HAULIERS will protest against increasing fuel prices today, with a 30-strong lorry convoy set to travel across major roads in central Scotland.

Members of the Road Haulage Association protest at Grangemouth in 2005 Picture: Donald MacLeod
The vehicles, travelling in single file at 40mph, will head from Glasgow to Edinburgh, and return via Stirling.
However, there were signs last night that a threatened demonstration outside the Grangemouth oil refinery may not go ahead.
Motoring groups warned the truckers they risked alienating drivers by organising the convoy on a busy pre-Christmas Saturday.
The protest is being organised by the Road Haulage Association (RHA), following pressure for action from some of its 9,000 members in Scotland.
Phil Flanders, the RHA's Scotland director, said the action would "highlight the problems faced by the haulage industry due to the current high price of diesel, made worse by the continuing imposition of higher fuel taxes and their effect on the UK economy".
He went on: "Many hauliers are facing a bleak future and the public face higher prices for their shopping. This affects everyone, and we continue to urge the government to introduce a fuel-price regulator and to freeze fuel duty while the price of oil is so volatile."
It is estimated that the protest will cost £3,000 in diesel alone – or £100 per lorry.
The RHA said the protest had been timed to avoid disrupting other traffic, such as Christmas shoppers and fans travelling to football matches.
The convoy will travel north on the M74 from the Hamilton services at 10am, then east on the M8 as far as Newbridge, west of Edinburgh. The lorries will then follow the M9 to Stirling, before returning to Glasgow via the M876 and A80, with the journey due to be completed by 1pm.

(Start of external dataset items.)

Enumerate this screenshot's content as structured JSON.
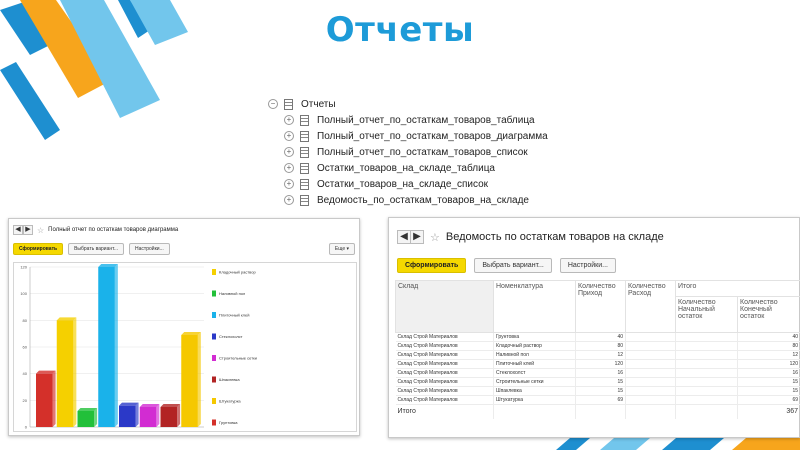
{
  "slide": {
    "title": "Отчеты"
  },
  "tree": {
    "root": "Отчеты",
    "items": [
      "Полный_отчет_по_остаткам_товаров_таблица",
      "Полный_отчет_по_остаткам_товаров_диаграмма",
      "Полный_отчет_по_остаткам_товаров_список",
      "Остатки_товаров_на_складе_таблица",
      "Остатки_товаров_на_складе_список",
      "Ведомость_по_остаткам_товаров_на_складе"
    ]
  },
  "window_chart": {
    "title": "Полный отчет по остаткам товаров диаграмма",
    "buttons": {
      "generate": "Сформировать",
      "variant": "Выбрать вариант...",
      "settings": "Настройки..."
    },
    "more": "Еще ▾"
  },
  "chart_data": {
    "type": "bar",
    "title": "",
    "xlabel": "",
    "ylabel": "",
    "ylim": [
      0,
      120
    ],
    "yticks": [
      0,
      20,
      40,
      60,
      80,
      100,
      120
    ],
    "grid": true,
    "legend_position": "right",
    "categories": [
      "Кладочный раствор",
      "Наливной пол",
      "Плиточный клей",
      "Стеклохолст",
      "Строительные сетки",
      "Шпаклевка",
      "Штукатурка",
      "Грунтовка"
    ],
    "values": [
      80,
      12,
      120,
      16,
      15,
      15,
      69,
      40
    ],
    "bar_order": [
      "Грунтовка",
      "Кладочный раствор",
      "Наливной пол",
      "Плиточный клей",
      "Стеклохолст",
      "Строительные сетки",
      "Шпаклевка",
      "Штукатурка"
    ],
    "colors": {
      "Грунтовка": "#d4302a",
      "Кладочный раствор": "#f5d000",
      "Наливной пол": "#22c03a",
      "Плиточный клей": "#1ab2ea",
      "Стеклохолст": "#2b39c8",
      "Строительные сетки": "#d22cd2",
      "Шпаклевка": "#b22424",
      "Штукатурка": "#f5c800"
    }
  },
  "window_report": {
    "title": "Ведомость по остаткам товаров на складе",
    "buttons": {
      "generate": "Сформировать",
      "variant": "Выбрать вариант...",
      "settings": "Настройки..."
    },
    "headers": {
      "sklad": "Склад",
      "nomenclature": "Номенклатура",
      "income": "Количество Приход",
      "expense": "Количество Расход",
      "total": "Итого",
      "start": "Количество Начальный остаток",
      "end": "Количество Конечный остаток"
    },
    "rows": [
      {
        "sklad": "Склад Строй Материалов",
        "item": "Грунтовка",
        "income": "40",
        "end": "40"
      },
      {
        "sklad": "Склад Строй Материалов",
        "item": "Кладочный раствор",
        "income": "80",
        "end": "80"
      },
      {
        "sklad": "Склад Строй Материалов",
        "item": "Наливной пол",
        "income": "12",
        "end": "12"
      },
      {
        "sklad": "Склад Строй Материалов",
        "item": "Плиточный клей",
        "income": "120",
        "end": "120"
      },
      {
        "sklad": "Склад Строй Материалов",
        "item": "Стеклохолст",
        "income": "16",
        "end": "16"
      },
      {
        "sklad": "Склад Строй Материалов",
        "item": "Строительные сетки",
        "income": "15",
        "end": "15"
      },
      {
        "sklad": "Склад Строй Материалов",
        "item": "Шпаклевка",
        "income": "15",
        "end": "15"
      },
      {
        "sklad": "Склад Строй Материалов",
        "item": "Штукатурка",
        "income": "69",
        "end": "69"
      }
    ],
    "total_label": "Итого",
    "total_value": "367"
  }
}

Neil Greig, the director of the Institute of Advanced Motorists' Motoring Trust in Scotland, criticised the RHA's tactics.

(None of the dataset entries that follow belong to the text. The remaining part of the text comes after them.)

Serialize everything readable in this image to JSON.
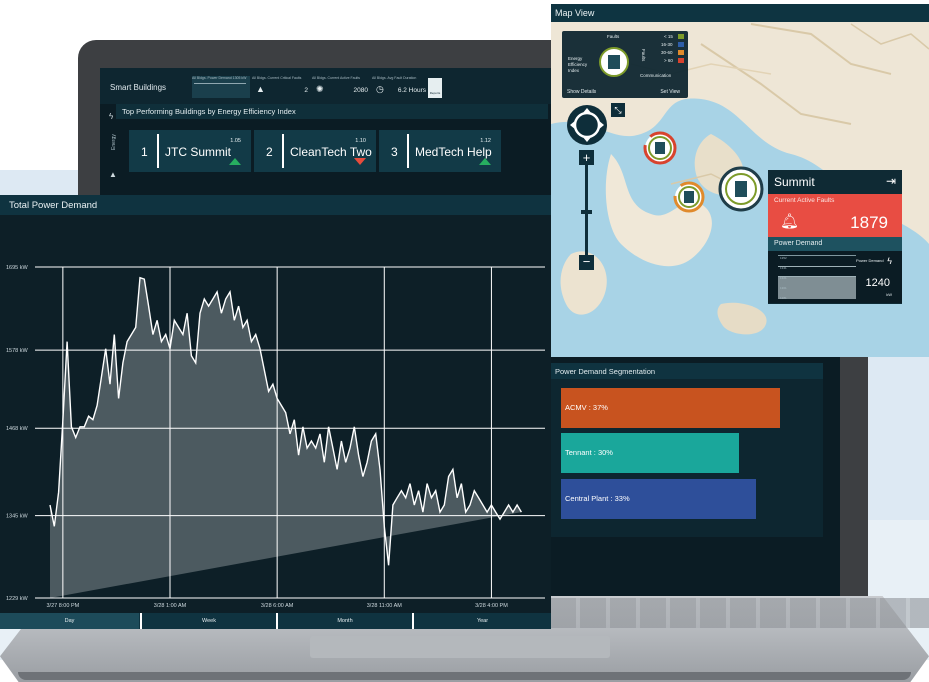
{
  "colors": {
    "panel_bg": "#0d1f27",
    "title_bar": "#0f3340",
    "accent_green": "#27ae60",
    "accent_red": "#e74c3c",
    "fault_red": "#e84d43",
    "acmv": "#c8531f",
    "tennant": "#1aa79b",
    "central_plant": "#2e4f9a"
  },
  "smart_buildings": {
    "title": "Smart Buildings",
    "stats": [
      {
        "label": "All Bldgs. Power Demand 1305 kW",
        "value": "",
        "icon": "sparkline-icon"
      },
      {
        "label": "All Bldgs. Current Critical Faults",
        "value": "2",
        "icon": "warning-icon"
      },
      {
        "label": "All Bldgs. Current Active Faults",
        "value": "2080",
        "icon": "alarm-icon"
      },
      {
        "label": "All Bldgs. Avg Fault Duration",
        "value": "6.2 Hours",
        "icon": "clock-icon"
      }
    ],
    "report_label": "Reports",
    "side_label": "Energy",
    "top_title": "Top Performing Buildings by Energy Efficiency Index",
    "rankings": [
      {
        "rank": "1",
        "name": "JTC Summit",
        "value": "1.05",
        "trend": "up"
      },
      {
        "rank": "2",
        "name": "CleanTech Two",
        "value": "1.10",
        "trend": "down"
      },
      {
        "rank": "3",
        "name": "MedTech Help",
        "value": "1.12",
        "trend": "up"
      }
    ]
  },
  "segmentation": {
    "title": "Power Demand Segmentation",
    "bars": [
      {
        "label": "ACMV : 37%",
        "value": 37
      },
      {
        "label": "Tennant : 30%",
        "value": 30
      },
      {
        "label": "Central Plant : 33%",
        "value": 33
      }
    ]
  },
  "map_view": {
    "title": "Map View",
    "legend": {
      "faults_label": "Faults",
      "faults_side": "Faults",
      "eei_label": [
        "Energy",
        "Efficiency",
        "Index"
      ],
      "communication_label": "Communication",
      "ranges": [
        {
          "label": "< 15",
          "color": "#7d9b2a"
        },
        {
          "label": "16-30",
          "color": "#2e5ea8"
        },
        {
          "label": "30-60",
          "color": "#e08a2c"
        },
        {
          "label": "> 60",
          "color": "#d8432e"
        }
      ],
      "show_details": "Show Details",
      "set_view": "Set View"
    },
    "popup": {
      "title": "Summit",
      "faults_label": "Current Active Faults",
      "faults_value": "1879",
      "power_label": "Power Demand",
      "power_unit_label": "Power Demand",
      "power_value": "1240",
      "power_unit": "kW",
      "mini_ticks": [
        "1352",
        "1341",
        "1321",
        "1301",
        "1281"
      ]
    }
  },
  "total_power": {
    "title": "Total Power Demand",
    "tabs": [
      "Day",
      "Week",
      "Month",
      "Year"
    ],
    "active_tab": "Day"
  },
  "chart_data": {
    "type": "area",
    "title": "Total Power Demand",
    "y_unit": "kW",
    "ylim": [
      1229,
      1695
    ],
    "y_ticks": [
      "1695 kW",
      "1578 kW",
      "1468 kW",
      "1345 kW",
      "1229 kW"
    ],
    "y_tick_values": [
      1695,
      1578,
      1468,
      1345,
      1229
    ],
    "x_ticks": [
      "3/27 8:00 PM",
      "3/28 1:00 AM",
      "3/28 6:00 AM",
      "3/28 11:00 AM",
      "3/28 4:00 PM"
    ],
    "x_tick_hours": [
      0,
      5,
      10,
      15,
      20
    ],
    "grid": true,
    "x_hours": [
      -0.6,
      -0.4,
      -0.2,
      0,
      0.2,
      0.4,
      0.6,
      0.8,
      1,
      1.2,
      1.4,
      1.6,
      1.8,
      2,
      2.2,
      2.4,
      2.6,
      2.8,
      3,
      3.2,
      3.4,
      3.6,
      3.8,
      4,
      4.2,
      4.4,
      4.6,
      4.8,
      5,
      5.2,
      5.4,
      5.6,
      5.8,
      6,
      6.2,
      6.4,
      6.6,
      6.8,
      7,
      7.2,
      7.4,
      7.6,
      7.8,
      8,
      8.2,
      8.4,
      8.6,
      8.8,
      9,
      9.2,
      9.4,
      9.6,
      9.8,
      10,
      10.2,
      10.4,
      10.6,
      10.8,
      11,
      11.2,
      11.4,
      11.6,
      11.8,
      12,
      12.2,
      12.4,
      12.6,
      12.8,
      13,
      13.2,
      13.4,
      13.6,
      13.8,
      14,
      14.2,
      14.4,
      14.6,
      14.8,
      15,
      15.2,
      15.4,
      15.6,
      15.8,
      16,
      16.2,
      16.4,
      16.6,
      16.8,
      17,
      17.2,
      17.4,
      17.6,
      17.8,
      18,
      18.2,
      18.4,
      18.6,
      18.8,
      19,
      19.2,
      19.4,
      19.6,
      19.8,
      20,
      20.2,
      20.4,
      20.6,
      20.8,
      21,
      21.2,
      21.4,
      21.6,
      21.8,
      22,
      22.2,
      22.4
    ],
    "values": [
      1360,
      1330,
      1378,
      1480,
      1590,
      1470,
      1455,
      1470,
      1470,
      1485,
      1480,
      1500,
      1540,
      1580,
      1530,
      1600,
      1510,
      1560,
      1590,
      1600,
      1610,
      1680,
      1678,
      1640,
      1600,
      1620,
      1590,
      1600,
      1580,
      1620,
      1610,
      1600,
      1630,
      1570,
      1560,
      1630,
      1650,
      1640,
      1650,
      1660,
      1630,
      1650,
      1660,
      1620,
      1640,
      1610,
      1620,
      1590,
      1600,
      1580,
      1550,
      1520,
      1530,
      1510,
      1500,
      1490,
      1460,
      1480,
      1430,
      1470,
      1440,
      1450,
      1440,
      1460,
      1420,
      1470,
      1440,
      1410,
      1450,
      1420,
      1440,
      1470,
      1430,
      1400,
      1420,
      1450,
      1460,
      1410,
      1330,
      1275,
      1360,
      1370,
      1380,
      1370,
      1390,
      1360,
      1380,
      1350,
      1390,
      1370,
      1380,
      1350,
      1360,
      1400,
      1410,
      1370,
      1390,
      1350,
      1360,
      1380,
      1370,
      1360,
      1350,
      1360,
      1350,
      1340,
      1350,
      1360,
      1350,
      1360,
      1350
    ]
  }
}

He said: "There is sympathy for their cause because everyone is suffering from high fuel prices, even if they don't own a car. However, the road haulage industry risks losing public support by staging a protest on such a busy shopping day. Causing chaos at this time of year will not be popular."

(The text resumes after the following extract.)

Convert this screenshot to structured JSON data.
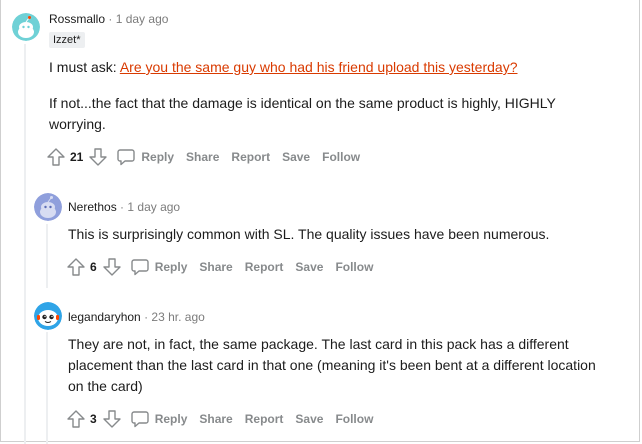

Police said they did not anticipate delays as the lorries would remain in one lane of the roads.
Officers also said they did not expect any protest at the Grangemouth complex.
Transaction 2007, an alliance of hauliers and farmers, had planned to include it in demonstrations at refineries across Britain. However, Grangemouth was not included yesterday in a list on the group's website of six sites to be targeted – Stanlow, Cheshire; Fawley, Hampshire; Jarrow, South Tyneside; Purfleet, Essex; Cardiff and the North Lincolnshire port of Immingham.
The group has threatened to step up its action if fuel taxes are not cut.
WINDFALL AT THE PUMPSRISING fuel prices have generated an extra £300 million a month windfall for the government which could be used to cut fuel duty by 7p a litre, financial advisers Grant Thornton said yesterday. But the Campaign for Better Transport said fuel duty had not increased in line with inflation since 2000 and the cost of motoring had fallen 10 per cent in real terms over the last decade.